We were placed at a small farm but later moved to the village of Tashla, where my mother began working as a teacher at the village school. We lived in one widow’s hut, where the local authorities gave us the opportunity to settle. The first year of the evacuation was particularly difficult and full of hunger; we were eating quinoa and sorrel; we were gathering wheat spikelets and digging sweet frozen potatoes. During the second year we grew our own potatoes, got a goat and, having restored communication with our father at the front, received a certificate and even a parcel with trophy boots for me. Still, we were always hungry, though we weren’t swelling from hunger. During the Ural winters we, the southerners, suffered from the cold, we had no warm clothing. When I used to come home from school, my little brother wore the same boots and only then could go out to the street. I continued my studies at the village school. It was during the evacuation in Tashla that I first found out that I was a “Jew” and I should “go away to my Palestine”. A well-known teaser: “Say: on the Mount of Ararat ruby grapes are growing” was popular.

All this was described by Boris Strugatsky, a famous writer who also lived in “my” village of Tashla at that time. Boris was younger than me, he studied in another class and I did not remember well this great writer. Still, I am somewhat proud: my mom taught Russian the future luminary of the Russian literature. The wishes of my peers –young village anti-Semites – came true: when I reached old age, I DID find myself in my “own” former Palestine that became Israel. After the liberation of Vinnitsa, we returned “home”.

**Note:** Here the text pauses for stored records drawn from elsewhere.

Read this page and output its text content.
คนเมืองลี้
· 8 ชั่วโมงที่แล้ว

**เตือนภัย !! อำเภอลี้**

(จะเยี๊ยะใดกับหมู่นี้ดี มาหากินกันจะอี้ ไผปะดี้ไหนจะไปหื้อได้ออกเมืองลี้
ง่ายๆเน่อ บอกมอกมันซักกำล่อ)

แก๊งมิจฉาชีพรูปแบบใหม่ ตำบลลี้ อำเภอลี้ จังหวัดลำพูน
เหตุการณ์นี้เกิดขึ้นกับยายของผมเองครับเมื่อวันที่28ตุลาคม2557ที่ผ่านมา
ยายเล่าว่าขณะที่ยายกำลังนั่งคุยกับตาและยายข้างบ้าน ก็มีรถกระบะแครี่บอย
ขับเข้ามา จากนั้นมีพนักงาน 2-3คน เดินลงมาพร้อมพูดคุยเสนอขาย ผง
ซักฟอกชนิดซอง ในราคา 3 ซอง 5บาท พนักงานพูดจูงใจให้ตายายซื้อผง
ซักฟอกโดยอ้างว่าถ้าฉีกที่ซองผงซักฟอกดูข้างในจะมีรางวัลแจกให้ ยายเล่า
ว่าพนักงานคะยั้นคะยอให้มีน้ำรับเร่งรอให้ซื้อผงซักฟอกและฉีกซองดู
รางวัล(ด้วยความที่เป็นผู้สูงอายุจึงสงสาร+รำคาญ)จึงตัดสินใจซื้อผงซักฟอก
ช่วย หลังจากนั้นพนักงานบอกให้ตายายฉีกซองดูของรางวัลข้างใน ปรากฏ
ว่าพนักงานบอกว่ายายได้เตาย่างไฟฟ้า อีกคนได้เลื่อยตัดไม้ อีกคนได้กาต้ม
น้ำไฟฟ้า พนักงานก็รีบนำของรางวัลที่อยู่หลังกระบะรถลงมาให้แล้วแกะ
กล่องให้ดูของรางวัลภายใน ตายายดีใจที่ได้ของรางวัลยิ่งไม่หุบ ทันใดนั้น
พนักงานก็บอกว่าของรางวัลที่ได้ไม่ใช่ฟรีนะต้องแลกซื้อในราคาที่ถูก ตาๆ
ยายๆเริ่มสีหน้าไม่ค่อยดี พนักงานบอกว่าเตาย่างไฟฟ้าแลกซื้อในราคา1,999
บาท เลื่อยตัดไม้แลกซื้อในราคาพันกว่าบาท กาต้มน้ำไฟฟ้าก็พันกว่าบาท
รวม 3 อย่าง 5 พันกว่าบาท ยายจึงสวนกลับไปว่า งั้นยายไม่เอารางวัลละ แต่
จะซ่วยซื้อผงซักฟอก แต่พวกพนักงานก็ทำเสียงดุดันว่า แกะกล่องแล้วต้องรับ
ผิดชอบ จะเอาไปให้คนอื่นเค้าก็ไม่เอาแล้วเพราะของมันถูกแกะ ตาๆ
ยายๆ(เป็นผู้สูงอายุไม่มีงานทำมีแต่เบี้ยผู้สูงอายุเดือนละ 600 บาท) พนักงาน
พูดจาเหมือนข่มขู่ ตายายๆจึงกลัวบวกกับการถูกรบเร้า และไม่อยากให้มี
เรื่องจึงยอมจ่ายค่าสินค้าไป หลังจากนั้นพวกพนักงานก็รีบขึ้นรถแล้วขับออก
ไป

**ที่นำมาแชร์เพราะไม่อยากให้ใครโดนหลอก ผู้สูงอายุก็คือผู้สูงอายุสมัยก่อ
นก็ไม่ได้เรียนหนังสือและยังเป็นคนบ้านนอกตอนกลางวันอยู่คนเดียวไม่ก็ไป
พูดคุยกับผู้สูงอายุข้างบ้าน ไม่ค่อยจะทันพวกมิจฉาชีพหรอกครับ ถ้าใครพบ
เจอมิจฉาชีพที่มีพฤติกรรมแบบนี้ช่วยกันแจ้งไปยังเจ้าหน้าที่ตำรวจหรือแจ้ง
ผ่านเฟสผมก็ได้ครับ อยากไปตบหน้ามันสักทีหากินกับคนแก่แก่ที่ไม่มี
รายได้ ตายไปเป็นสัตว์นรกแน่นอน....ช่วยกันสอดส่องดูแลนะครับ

Before returning we found out that my grandmother, my aunt and my cousins were shot in September 1941 in the Vinnitsa ghetto. Our apartment and all the things did not survive either in Latvia or in Vinnitsa, only my mother’s piano was found – a bulky thing that was unnecessary and impossible to hide, so our neighbors returned it. Another aunt of mine returned to us, she managed to get a temporary room in the building of the daycare she worked in before the war and began to work again after returning. Mom started working as a teacher and director of studies at the music school and we went back to almost «civilized» life with street lavatory and cesspool, tap water outdoors, furnace heating and communal bathhouse. A year later, my mother, my brother and I were taken to the father’s place of service. We started a normal, human life.

 

From Joseph Skarbovsky’s book “The Children of the War Remember the Taste of Bread”, Vol.2, Israel: Studio Fresco, 2016.